Dravet syndrome (DS) is an intractable developmental and epileptic encephalopathy significantly impacting affected children and their families. A novel, one-time, adeno-associated virus (AAV)-mediated gene regulation therapy was designed to treat the underlying cause of DS, potentially improving the full spectrum of DS manifestations. To ensure the first-in-human clinical trial addresses meaningful outcomes for patients and families, we examined their perspectives, priorities, goals, and desired outcomes in the design phase through a mixed methods approach (quantitative and qualitative). We conducted a non-identifiable parent caregiver survey, shared through a patient advocacy organization (n = 36 parents; children age 6 years). Parents were also engaged via three group discussions (n = 10; children age 2– 20 years) and optional follow-up in-depth individual interviews (n = 6). Qualitative data analysis followed an inductive interpretive process, and qualitative researchers conducted a thematic analysis with a narrative approach. Survey results revealed most children (94%) were diagnosed by age 1, with onset of seizures at mean age 6.2 months and other DS manifestations before 2 years.

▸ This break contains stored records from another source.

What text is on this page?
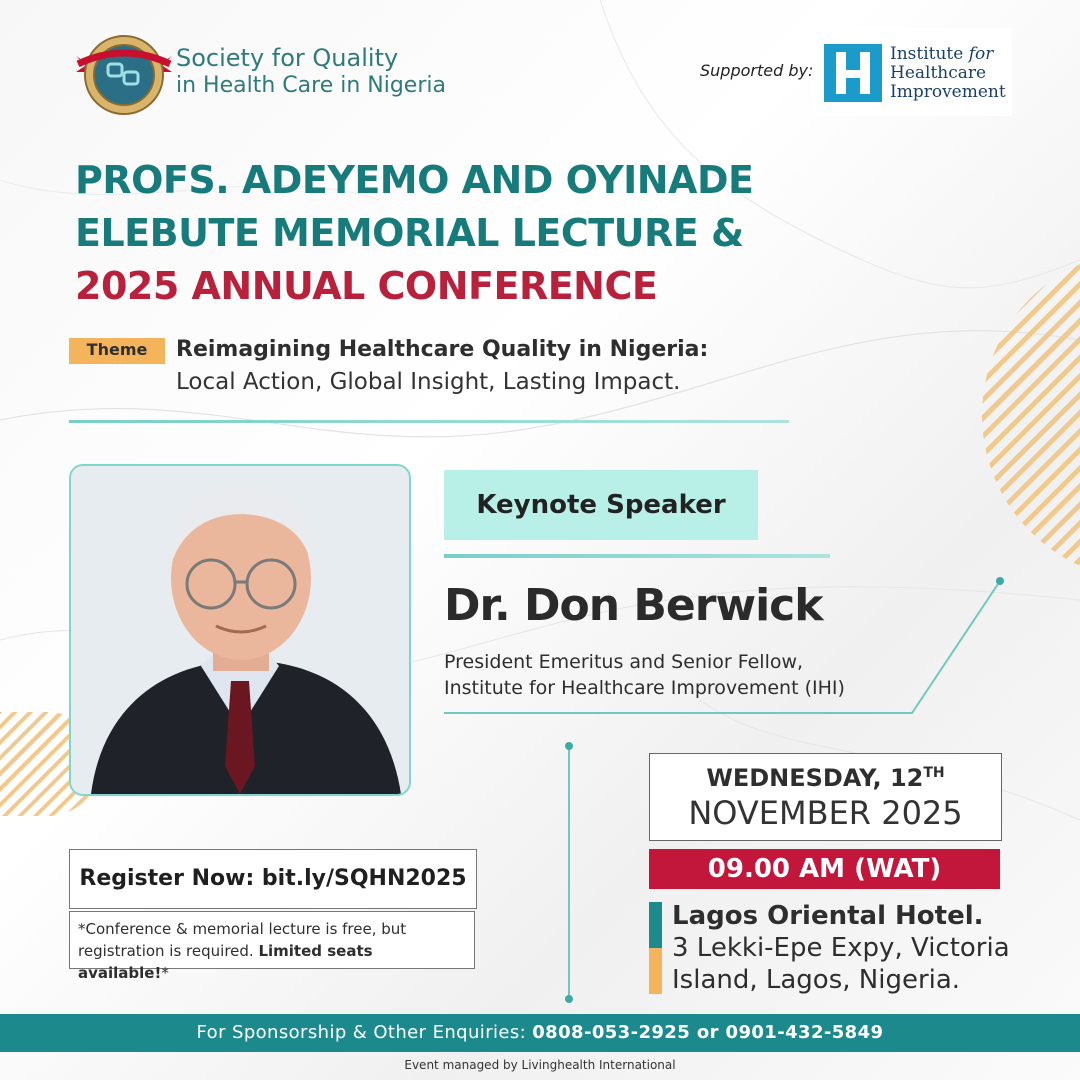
Society for Quality
in Health Care in Nigeria
Supported by:
Institute for
Healthcare
Improvement
PROFS. ADEYEMO AND OYINADE
ELEBUTE MEMORIAL LECTURE &
2025 ANNUAL CONFERENCE
Theme	Reimagining Healthcare Quality in Nigeria:
Local Action, Global Insight, Lasting Impact.
Keynote Speaker
Dr. Don Berwick
President Emeritus and Senior Fellow,
Institute for Healthcare Improvement (IHI)
WEDNESDAY, 12TH
NOVEMBER 2025
09.00 AM (WAT)
Lagos Oriental Hotel.
3 Lekki-Epe Expy, Victoria
Island, Lagos, Nigeria.
Register Now: bit.ly/SQHN2025
*Conference & memorial lecture is free, but registration is required. Limited seats available!*
For Sponsorship & Other Enquiries: 0808-053-2925 or 0901-432-5849
Event managed by Livinghealth International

The most desired disease aspects to address with potential new disease-modifying therapies were severe seizures (ranked by 92% of caregivers) and communication issues (development, expressive, receptive; 72–83%). Qualitative results showed the need for trial outcomes that recognize the impact of DS on the whole family. Parents eventually hope for trials including children of all ages and were both excited about the potential positive impact of a one-time disease-modifying therapy and mindful of potential long-term implications. Participants reflected on the details and risks of a clinical trial design (e.g., sham procedures) and described the different factors that relate to their decision to participate in a trial. Their main aspirations were to stop neurodevelopmental stagnation, to reduce seizures, and to reduce the impact on their families’ wellbeing. To our knowledge, this is the first study within a patient-oriented research framework that specifically explored parents’ needs and perceptions regarding clinical trials of a potential disease-modifying therapy for children with a severe, developmental disease, such as DS.

Publication Information

Juandó-Prats, C., James, E., Bilder, D., McNair, L., Kenneally, N., Helfer, J., Huang, N. Vila, M. C., Sullivan, J., Wirrell, E., and Rico, S. (2021). DRAVET ENGAGE. Parent caregivers of children with Dravet Syndrome: Perspectives, needs, and opportunities for clinical research. Epilepsy & Behavior, 22, 108198.